SXSW Review: ‘Tragedy Girls’

Ever since “Scream” evolved from an affectionate send-up of horror genre tropes into a genuine money-minting franchise, there have been nearly as many tongue-in-cheek slasher movie homages as actual slasher movies, all too many of which were content to simply mimic the idiosyncrasies of their Reagan Era influences, rather than do something interesting with them. In that sense, Tyler MacIntyre’s “Tragedy Girls” serves as a welcome tonic, and one of the freshest, funniest horror-comedies to emerge in “Scream’s” long wake.

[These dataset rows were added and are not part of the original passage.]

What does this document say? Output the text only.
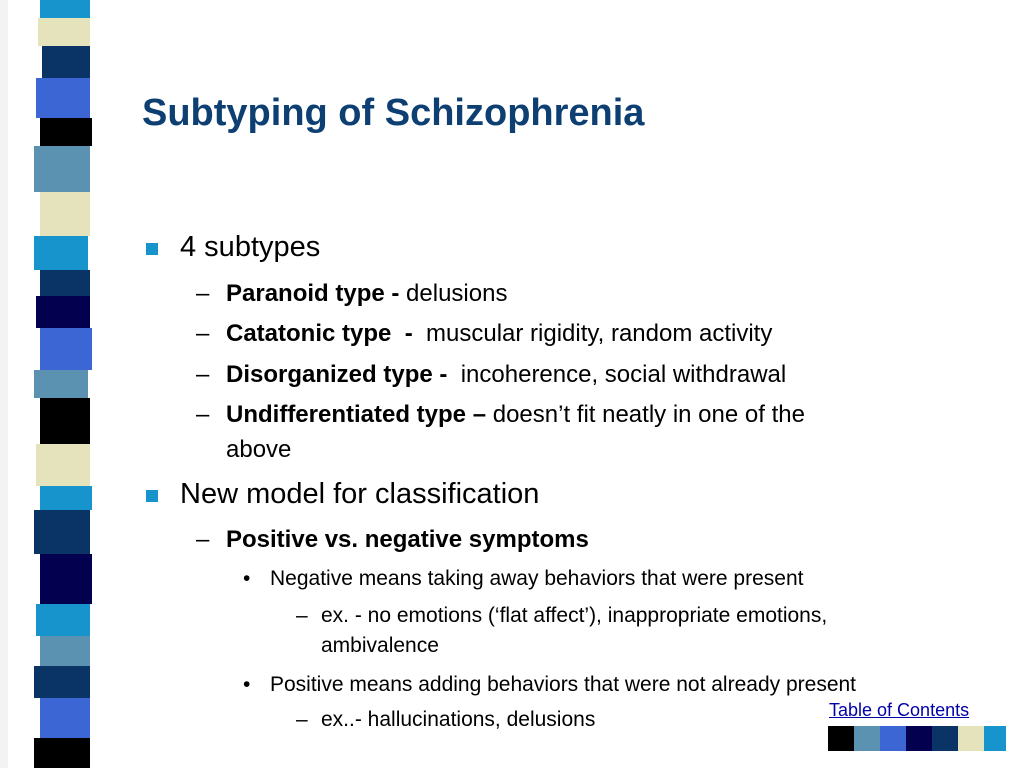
Subtyping of Schizophrenia
4 subtypes
– Paranoid type - delusions
– Catatonic type  -  muscular rigidity, random activity
– Disorganized type -  incoherence, social withdrawal
– Undifferentiated type – doesn’t fit neatly in one of the
above
New model for classification
– Positive vs. negative symptoms
• Negative means taking away behaviors that were present
– ex. - no emotions (‘flat affect’), inappropriate emotions,
ambivalence
• Positive means adding behaviors that were not already present
– ex..- hallucinations, delusions	Table of Contents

A key to the success of this giddily postmodern, subtly disturbing splatter-farce is its general disinterest in playing spot-the-reference, instead taking style cues from its own central pair of social media-obsessed high school serial killers, played with delirious commitment by Alexandra Shipp and Brianna Hildebrand. There are certainly visual call-backs to “Carrie” and “Cannibal Holocaust” to be found here, but there are far more to “Clueless”; at its best, “Tragedy Girls” plays like a sweet story of a believable high school friendship between two girls who just happen to be sociopaths.

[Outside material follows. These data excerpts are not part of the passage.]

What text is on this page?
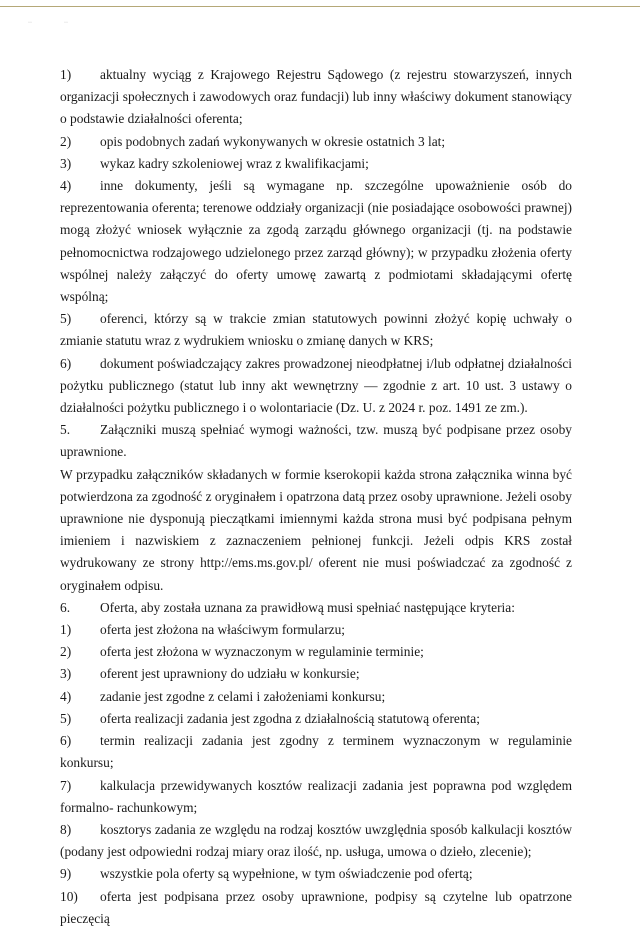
··	··

1) aktualny wyciąg z Krajowego Rejestru Sądowego (z rejestru stowarzyszeń, innych organizacji społecznych i zawodowych oraz fundacji) lub inny właściwy dokument stanowiący o podstawie działalności oferenta;

2) opis podobnych zadań wykonywanych w okresie ostatnich 3 lat;

3) wykaz kadry szkoleniowej wraz z kwalifikacjami;

4) inne dokumenty, jeśli są wymagane np. szczególne upoważnienie osób do reprezentowania oferenta; terenowe oddziały organizacji (nie posiadające osobowości prawnej) mogą złożyć wniosek wyłącznie za zgodą zarządu głównego organizacji (tj. na podstawie pełnomocnictwa rodzajowego udzielonego przez zarząd główny); w przypadku złożenia oferty wspólnej należy załączyć do oferty umowę zawartą z podmiotami składającymi ofertę wspólną;

5) oferenci, którzy są w trakcie zmian statutowych powinni złożyć kopię uchwały o zmianie statutu wraz z wydrukiem wniosku o zmianę danych w KRS;

6) dokument poświadczający zakres prowadzonej nieodpłatnej i/lub odpłatnej działalności pożytku publicznego (statut lub inny akt wewnętrzny — zgodnie z art. 10 ust. 3 ustawy o działalności pożytku publicznego i o wolontariacie (Dz. U. z 2024 r. poz. 1491 ze zm.).

5. Załączniki muszą spełniać wymogi ważności, tzw. muszą być podpisane przez osoby uprawnione.

W przypadku załączników składanych w formie kserokopii każda strona załącznika winna być potwierdzona za zgodność z oryginałem i opatrzona datą przez osoby uprawnione. Jeżeli osoby uprawnione nie dysponują pieczątkami imiennymi każda strona musi być podpisana pełnym imieniem i nazwiskiem z zaznaczeniem pełnionej funkcji. Jeżeli odpis KRS został wydrukowany ze strony http://ems.ms.gov.pl/ oferent nie musi poświadczać za zgodność z oryginałem odpisu.

6. Oferta, aby została uznana za prawidłową musi spełniać następujące kryteria:

1) oferta jest złożona na właściwym formularzu;

2) oferta jest złożona w wyznaczonym w regulaminie terminie;

3) oferent jest uprawniony do udziału w konkursie;

4) zadanie jest zgodne z celami i założeniami konkursu;

5) oferta realizacji zadania jest zgodna z działalnością statutową oferenta;

6) termin realizacji zadania jest zgodny z terminem wyznaczonym w regulaminie konkursu;

7) kalkulacja przewidywanych kosztów realizacji zadania jest poprawna pod względem formalno- rachunkowym;

8) kosztorys zadania ze względu na rodzaj kosztów uwzględnia sposób kalkulacji kosztów (podany jest odpowiedni rodzaj miary oraz ilość, np. usługa, umowa o dzieło, zlecenie);

9) wszystkie pola oferty są wypełnione, w tym oświadczenie pod ofertą;

10) oferta jest podpisana przez osoby uprawnione, podpisy są czytelne lub opatrzone pieczęcią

Sleepy Midwestern town Rosedale is several murders deep into a killing spree besetting the local high school population, and as the film opens, Sadie (Hildebrand) looks to be the next victim. But just as the hulking, Leatherfaced killer (Kevin Durand) is about to cut her down after a spooky midnight forest chase, he’s captured in a trap laid by Sadie and her best friend McKayla (Shipp), who chain him up in a water tower, taking selfies as they jolt him with a cattle prod.

Thirstily promoting their shared Tumblr/Twitter brand, @TragedyGirls, Sadie and McKayla have been chasing social media attention with their amateur reporting on the Rosedale killings, but figure the task will be even easier if they take the killer’s place themselves. MacIntyre doesn’t bother to give us too much backstory on how these two became remorseless killing machines — all that really matters is how neatly they manage to fit gruesome murders in between cheerleading practice and yearbook committee meetings.

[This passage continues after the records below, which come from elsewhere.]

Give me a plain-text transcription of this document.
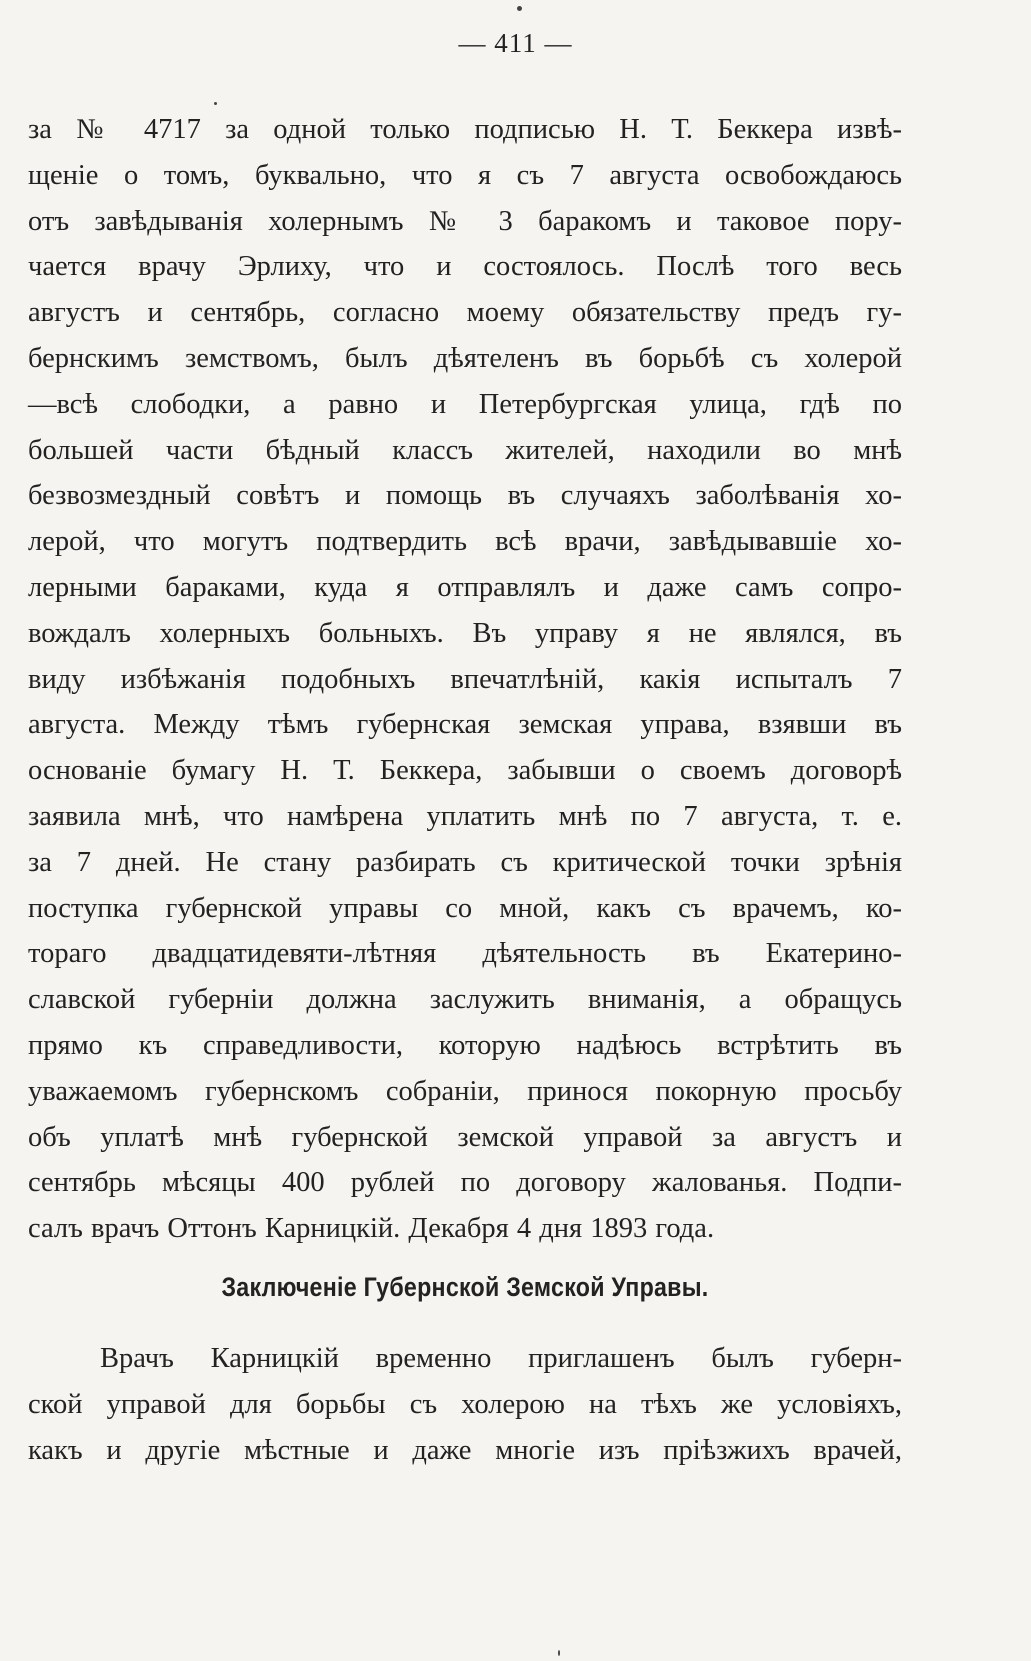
— 411 —
за № 4717 за одной только подписью Н. Т. Беккера извѣ-
щеніе о томъ, буквально, что я съ 7 августа освобождаюсь
отъ завѣдыванія холернымъ № 3 баракомъ и таковое пору-
чается врачу Эрлиху, что и состоялось. Послѣ того весь
августъ и сентябрь, согласно моему обязательству предъ гу-
бернскимъ земствомъ, былъ дѣятеленъ въ борьбѣ съ холерой
—всѣ слободки, а равно и Петербургская улица, гдѣ по
большей части бѣдный классъ жителей, находили во мнѣ
безвозмездный совѣтъ и помощь въ случаяхъ заболѣванія хо-
лерой, что могутъ подтвердить всѣ врачи, завѣдывавшіе хо-
лерными бараками, куда я отправлялъ и даже самъ сопро-
вождалъ холерныхъ больныхъ. Въ управу я не являлся, въ
виду избѣжанія подобныхъ впечатлѣній, какія испыталъ 7
августа. Между тѣмъ губернская земская управа, взявши въ
основаніе бумагу Н. Т. Беккера, забывши о своемъ договорѣ
заявила мнѣ, что намѣрена уплатить мнѣ по 7 августа, т. е.
за 7 дней. Не стану разбирать съ критической точки зрѣнія
поступка губернской управы со мной, какъ съ врачемъ, ко-
тораго двадцатидевяти-лѣтняя дѣятельность въ Екатерино-
славской губерніи должна заслужить вниманія, а обращусь
прямо къ справедливости, которую надѣюсь встрѣтить въ
уважаемомъ губернскомъ собраніи, принося покорную просьбу
объ уплатѣ мнѣ губернской земской управой за августъ и
сентябрь мѣсяцы 400 рублей по договору жалованья. Подпи-
салъ врачъ Оттонъ Карницкій. Декабря 4 дня 1893 года.
Заключеніе Губернской Земской Управы.
Врачъ Карницкій временно приглашенъ былъ губерн-
ской управой для борьбы съ холерою на тѣхъ же условіяхъ,
какъ и другіе мѣстные и даже многіе изъ пріѣзжихъ врачей,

In addition to some very particular shared interests, this blood-splattered Cher and Dionne are entirely credible as queen-bee besties, from their personalized slang to their easily-aroused jealousy. Default ringleader Sadie is from the wrong side of the tracks, and nurses a half-hidden infatuation with a shy classmate (Jack Quaid), who happens to be the son of the town’s hapless sheriff. McKayla is a rich girl whose chipper effervescence seems to suggest an even deeper strain of psychosis than her partner’s, and their lifelong friendship is threatened when the imprisoned killer starts to convince McKayla that she might be even deadlier on her own.

“Tragedy Girls’” plot is a bit of a mess, and the captive-killer thread is lost for such long stretches that at times it appears to be a leftover remnant from an early draft. But these flaws are largely neutralized by MacIntyre’s bonkers stylistic abandon, as he cuts freely from bubbly high school farce to gooey dismemberment, pausing every so often to offer a dark reminder that viewers really shouldn’t be cheering for these horrible people, then going right back to doing exactly that.

Yet none of this would work without Shipp and Hildebrand’s performances, both of which split the difference between Tarantino and Nickelodeon remarkably well. (Refreshingly, the girls are far less sexualized than one might expect — when they do resort to using their feminine wiles, the joke is how little effort they have to expend in doing so.) Josh Hutcherson hilariously sends up his own Tiger Beat image from the “Hunger Games” series as McKayla’s ex, who becomes one of the first victims — “You can’t make an omelet without killing a few ex-boyfriends,” Sadie reasons in a pre-murder pep talk — and Craig Robinson appears as a glory-hogging fireman, whom the film matter-of-factly posits as the town’s most irresistible bachelor. “Tragedy Girls’” visual palette is sparky and bright throughout, and some of its biggest laughs come from composer Russ Howard’s intentionally inappropriate music cues.